50 Cent’s Music May Help You Get A Job?

Before heading out to an important job interview, listening to 50 Cent’s “In Da Club” could give people a competitive advantage over other applicants: you’ll get confidence. In a study pub...
50 Cent’s Music May Help You Get A Job?
Written by Val Powell

Before heading out to an important job interview, listening to 50 Cent’s “In Da Club” could give people a competitive advantage over other applicants: you’ll get confidence. In a study published by The Society for Personality and Social Psychology, researchers found that bass-heavy music such as “In Da Club” made people feel more confident before going into job interviews.

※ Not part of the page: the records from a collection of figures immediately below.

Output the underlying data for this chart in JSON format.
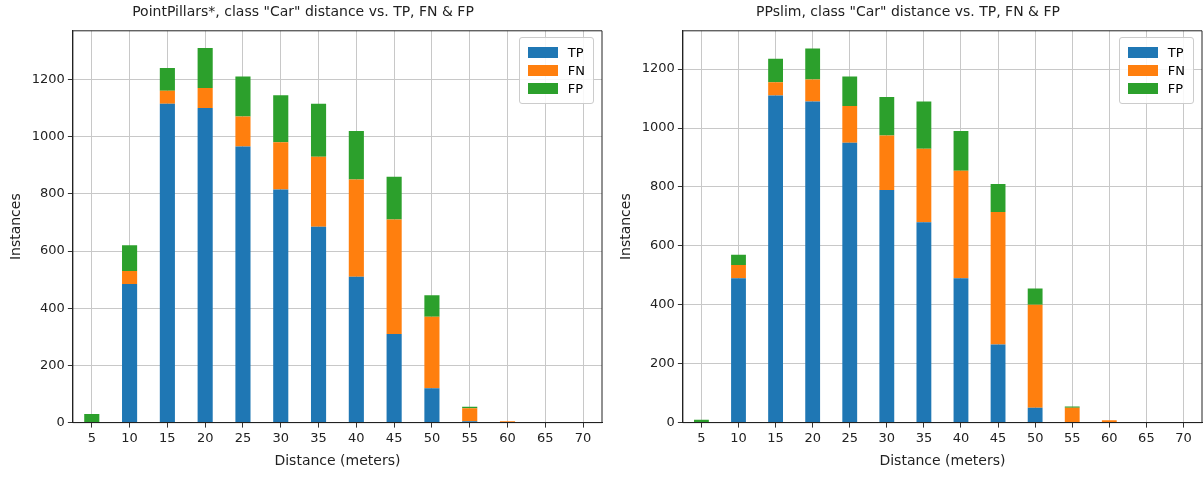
{
  "chart_data": [
    {
      "type": "bar",
      "title": "PointPillars*, class \"Car\" distance vs. TP, FN & FP",
      "xlabel": "Distance (meters)",
      "ylabel": "Instances",
      "stacked": true,
      "grid": true,
      "legend": "top right",
      "categories": [
        "5",
        "10",
        "15",
        "20",
        "25",
        "30",
        "35",
        "40",
        "45",
        "50",
        "55",
        "60",
        "65",
        "70"
      ],
      "ylim": [
        0,
        1370
      ],
      "yticks": [
        0,
        200,
        400,
        600,
        800,
        1000,
        1200
      ],
      "series": [
        {
          "name": "TP",
          "color": "#1f77b4",
          "values": [
            0,
            485,
            1115,
            1100,
            965,
            815,
            685,
            510,
            310,
            120,
            5,
            0,
            0,
            0
          ]
        },
        {
          "name": "FN",
          "color": "#ff7f0e",
          "values": [
            0,
            45,
            45,
            70,
            105,
            165,
            245,
            340,
            400,
            250,
            45,
            5,
            0,
            0
          ]
        },
        {
          "name": "FP",
          "color": "#2ca02c",
          "values": [
            30,
            90,
            80,
            140,
            140,
            165,
            185,
            170,
            150,
            75,
            5,
            0,
            0,
            0
          ]
        }
      ]
    },
    {
      "type": "bar",
      "title": "PPslim, class \"Car\" distance vs. TP, FN & FP",
      "xlabel": "Distance (meters)",
      "ylabel": "Instances",
      "stacked": true,
      "grid": true,
      "legend": "top right",
      "categories": [
        "5",
        "10",
        "15",
        "20",
        "25",
        "30",
        "35",
        "40",
        "45",
        "50",
        "55",
        "60",
        "65",
        "70"
      ],
      "ylim": [
        0,
        1330
      ],
      "yticks": [
        0,
        200,
        400,
        600,
        800,
        1000,
        1200
      ],
      "series": [
        {
          "name": "TP",
          "color": "#1f77b4",
          "values": [
            0,
            490,
            1110,
            1090,
            950,
            790,
            680,
            490,
            265,
            50,
            0,
            0,
            0,
            0
          ]
        },
        {
          "name": "FN",
          "color": "#ff7f0e",
          "values": [
            0,
            45,
            45,
            75,
            125,
            185,
            250,
            365,
            450,
            350,
            50,
            8,
            0,
            0
          ]
        },
        {
          "name": "FP",
          "color": "#2ca02c",
          "values": [
            10,
            35,
            80,
            105,
            100,
            130,
            160,
            135,
            95,
            55,
            5,
            0,
            0,
            0
          ]
        }
      ]
    }
  ]
}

Researchers Dennis Y. Hsu, Li Huang, Loran F. Nordgren, Derek D. Rucker and Adam D. Galinsky tested “high-power” or bass-heavy songs as well as “low-power” songs on subjects. Among the “high-power” tracks, they tested were “In Da Club,” Queen’s “We Will Rock You,” and 2 Unlimited’s “Get Ready For This”. Meanwhile, they chose Notorious B.I.G.’s “Big Poppa,” Fatboy Slim’s “Because We Can,” and Baha Men’s “Who Let The Dogs Out?” as “low-power” tracks. Researchers found that “high-power” songs could inspire people to make good impressions at job interviews, while listening to “low-power” songs made test subjects feel meeker and score lower on a test that required the use of abstract thinking.

“Just as professional athletes might put on empowering music before they take the field to get them in a powerful state of mind, you might try this in certain situations where you want to be empowered,” said Rucker, one of the researchers and a professor of marketing at the Kellogg School of Management.

Researchers selected these songs by first playing them to subjects and asking them to rate the tracks according to their feeling of empowerment. They found the “low-power” songs by playing tracks with similar style as the first set (sports music and hip-hop) and choosing the lowest-rated for empowerment. These songs were then played to an entirely new set of test subjects. The study can be used to determine how music can affect the workplace, advertising or other situations that can benefit from the feeling of empowerment.